Em qualquer outro país, a população estaria aplaudindo um presidente que tenta fazer tudo isso. Não no México. Os mexicanos não acreditam que seu presidente esteja fazendo isso pelo bem do país. De novo, pensam que as reformas só beneficiarão os políticos e os ricos.

E alguns fatos recentes parecem confirmar suas piores suspeitas. O massacre de Iguala traz à tona a confabulação do Governo local com os narcotraficantes.

A luxuosa mansão particular do casal presidencial foi comprada com a ajuda pouco transparente de empresas que se beneficiaram de contratos quando Peña Nieto era governador. E o Governo se vê obrigado a anular um contrato de 4,8 bilhões de dólares (12,5 bilhões de reais) para um trem de alta velocidade, depois da revelação de que a empresa chinesa ganhadora do contrato estava associada a companhias mexicanas vinculadas ao PRI.
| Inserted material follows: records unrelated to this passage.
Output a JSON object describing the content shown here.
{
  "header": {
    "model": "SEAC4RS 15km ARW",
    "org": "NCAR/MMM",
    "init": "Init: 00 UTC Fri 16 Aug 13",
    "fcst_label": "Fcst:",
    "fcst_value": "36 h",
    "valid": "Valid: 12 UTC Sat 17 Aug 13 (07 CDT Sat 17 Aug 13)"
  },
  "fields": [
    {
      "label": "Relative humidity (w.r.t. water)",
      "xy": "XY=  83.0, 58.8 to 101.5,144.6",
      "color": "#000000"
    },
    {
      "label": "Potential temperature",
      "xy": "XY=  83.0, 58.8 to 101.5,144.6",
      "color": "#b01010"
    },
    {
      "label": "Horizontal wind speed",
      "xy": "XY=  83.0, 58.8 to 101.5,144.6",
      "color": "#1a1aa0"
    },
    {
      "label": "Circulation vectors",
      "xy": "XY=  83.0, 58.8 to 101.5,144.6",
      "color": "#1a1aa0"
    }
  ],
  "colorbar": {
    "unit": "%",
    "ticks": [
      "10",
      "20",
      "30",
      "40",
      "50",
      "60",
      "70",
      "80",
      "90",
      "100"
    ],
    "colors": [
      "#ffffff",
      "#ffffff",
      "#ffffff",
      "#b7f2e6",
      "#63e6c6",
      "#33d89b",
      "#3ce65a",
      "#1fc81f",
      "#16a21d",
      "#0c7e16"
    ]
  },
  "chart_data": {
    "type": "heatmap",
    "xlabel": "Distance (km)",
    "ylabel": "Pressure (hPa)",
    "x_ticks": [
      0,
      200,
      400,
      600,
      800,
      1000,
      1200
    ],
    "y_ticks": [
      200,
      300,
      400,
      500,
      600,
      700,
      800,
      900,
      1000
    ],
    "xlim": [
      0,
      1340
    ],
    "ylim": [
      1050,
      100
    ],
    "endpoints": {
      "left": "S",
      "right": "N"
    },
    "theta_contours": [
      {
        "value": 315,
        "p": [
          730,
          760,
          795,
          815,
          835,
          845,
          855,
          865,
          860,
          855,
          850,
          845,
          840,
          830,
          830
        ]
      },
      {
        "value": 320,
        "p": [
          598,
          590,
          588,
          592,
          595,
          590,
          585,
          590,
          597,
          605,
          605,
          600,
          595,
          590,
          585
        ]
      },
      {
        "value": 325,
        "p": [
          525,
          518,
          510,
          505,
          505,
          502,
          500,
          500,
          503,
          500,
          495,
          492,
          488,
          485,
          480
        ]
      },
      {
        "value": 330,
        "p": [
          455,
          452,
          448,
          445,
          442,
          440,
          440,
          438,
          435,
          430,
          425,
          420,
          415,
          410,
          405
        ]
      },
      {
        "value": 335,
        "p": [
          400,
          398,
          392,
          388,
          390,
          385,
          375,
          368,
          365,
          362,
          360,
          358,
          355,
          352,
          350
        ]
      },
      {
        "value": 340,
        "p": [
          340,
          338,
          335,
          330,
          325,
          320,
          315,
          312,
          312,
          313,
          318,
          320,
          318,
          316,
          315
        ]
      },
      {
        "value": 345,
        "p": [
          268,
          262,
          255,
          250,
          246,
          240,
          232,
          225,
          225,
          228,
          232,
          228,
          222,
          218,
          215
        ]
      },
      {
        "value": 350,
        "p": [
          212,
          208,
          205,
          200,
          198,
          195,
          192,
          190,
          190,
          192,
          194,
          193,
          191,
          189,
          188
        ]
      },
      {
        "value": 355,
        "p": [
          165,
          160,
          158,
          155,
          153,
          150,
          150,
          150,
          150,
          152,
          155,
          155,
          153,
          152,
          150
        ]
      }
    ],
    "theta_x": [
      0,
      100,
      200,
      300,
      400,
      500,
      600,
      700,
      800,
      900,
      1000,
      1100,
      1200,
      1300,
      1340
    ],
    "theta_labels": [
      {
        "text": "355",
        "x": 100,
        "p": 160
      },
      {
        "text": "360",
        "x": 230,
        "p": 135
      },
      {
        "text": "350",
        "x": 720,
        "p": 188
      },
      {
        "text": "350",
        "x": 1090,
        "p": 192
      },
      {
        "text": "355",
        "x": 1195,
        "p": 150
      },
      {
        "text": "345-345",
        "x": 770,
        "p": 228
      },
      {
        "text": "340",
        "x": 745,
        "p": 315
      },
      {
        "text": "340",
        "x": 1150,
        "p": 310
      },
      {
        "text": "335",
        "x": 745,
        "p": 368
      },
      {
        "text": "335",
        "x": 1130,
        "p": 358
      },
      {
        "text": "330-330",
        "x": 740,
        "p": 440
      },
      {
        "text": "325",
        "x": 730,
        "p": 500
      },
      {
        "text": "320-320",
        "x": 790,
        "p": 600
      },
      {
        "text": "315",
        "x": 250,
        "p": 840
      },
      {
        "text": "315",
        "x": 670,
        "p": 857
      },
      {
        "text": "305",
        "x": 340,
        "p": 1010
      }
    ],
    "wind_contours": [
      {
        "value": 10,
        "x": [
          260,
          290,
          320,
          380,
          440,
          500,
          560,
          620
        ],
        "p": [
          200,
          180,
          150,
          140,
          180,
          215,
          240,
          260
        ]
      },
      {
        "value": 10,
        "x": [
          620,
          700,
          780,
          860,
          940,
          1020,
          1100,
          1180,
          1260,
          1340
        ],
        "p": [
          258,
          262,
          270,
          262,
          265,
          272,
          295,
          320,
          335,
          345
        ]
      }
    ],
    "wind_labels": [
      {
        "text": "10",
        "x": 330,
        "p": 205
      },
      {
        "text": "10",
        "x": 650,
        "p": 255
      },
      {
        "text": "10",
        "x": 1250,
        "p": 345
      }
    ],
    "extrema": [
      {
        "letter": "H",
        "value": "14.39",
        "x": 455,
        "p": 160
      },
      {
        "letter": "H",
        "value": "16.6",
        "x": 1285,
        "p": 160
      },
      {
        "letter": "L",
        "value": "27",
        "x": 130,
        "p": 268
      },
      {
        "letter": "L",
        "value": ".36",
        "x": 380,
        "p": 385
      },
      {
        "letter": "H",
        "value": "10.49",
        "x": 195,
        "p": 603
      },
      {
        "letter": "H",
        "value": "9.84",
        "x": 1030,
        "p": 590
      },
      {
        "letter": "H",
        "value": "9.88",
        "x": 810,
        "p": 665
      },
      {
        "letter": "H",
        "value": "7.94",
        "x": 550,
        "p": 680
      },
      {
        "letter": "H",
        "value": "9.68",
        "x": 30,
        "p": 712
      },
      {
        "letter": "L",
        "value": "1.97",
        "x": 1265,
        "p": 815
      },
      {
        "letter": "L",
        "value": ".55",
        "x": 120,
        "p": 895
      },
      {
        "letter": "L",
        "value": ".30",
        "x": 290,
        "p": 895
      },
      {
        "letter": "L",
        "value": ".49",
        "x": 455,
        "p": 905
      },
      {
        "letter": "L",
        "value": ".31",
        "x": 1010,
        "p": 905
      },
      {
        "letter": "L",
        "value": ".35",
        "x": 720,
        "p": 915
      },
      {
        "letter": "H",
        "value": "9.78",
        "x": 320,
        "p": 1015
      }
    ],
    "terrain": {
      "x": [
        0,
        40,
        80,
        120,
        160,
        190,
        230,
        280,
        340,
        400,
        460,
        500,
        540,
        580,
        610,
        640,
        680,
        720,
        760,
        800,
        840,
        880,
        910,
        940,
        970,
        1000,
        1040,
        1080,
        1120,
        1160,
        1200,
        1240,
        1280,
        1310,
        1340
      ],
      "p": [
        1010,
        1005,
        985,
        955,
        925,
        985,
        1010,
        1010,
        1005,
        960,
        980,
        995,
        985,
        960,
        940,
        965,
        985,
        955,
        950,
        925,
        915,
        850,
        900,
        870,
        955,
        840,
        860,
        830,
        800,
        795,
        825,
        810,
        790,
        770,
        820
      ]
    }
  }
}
Esses escândalos geraram um ambiente político tão venenoso como o que se respirava durante os piores momentos do Governo de Salinas.

Será que a corrupção e a criminalidade voltarão a fazer naufragar as reformas de que o México necessita? Será que o México bom poderá criar anticorpos que neutralizem o México mau? Em momentos como este é que um presidente pode se transformar em um líder histórico. Há um México bom, que é maioria e exige que o México mau seja enfrentado de forma implacável – e derrotado. Pulverizado. Esse México bom está procurando quem faça isso.

Será que Enrique Peña Nieto poderá se transformar no líder do México bom?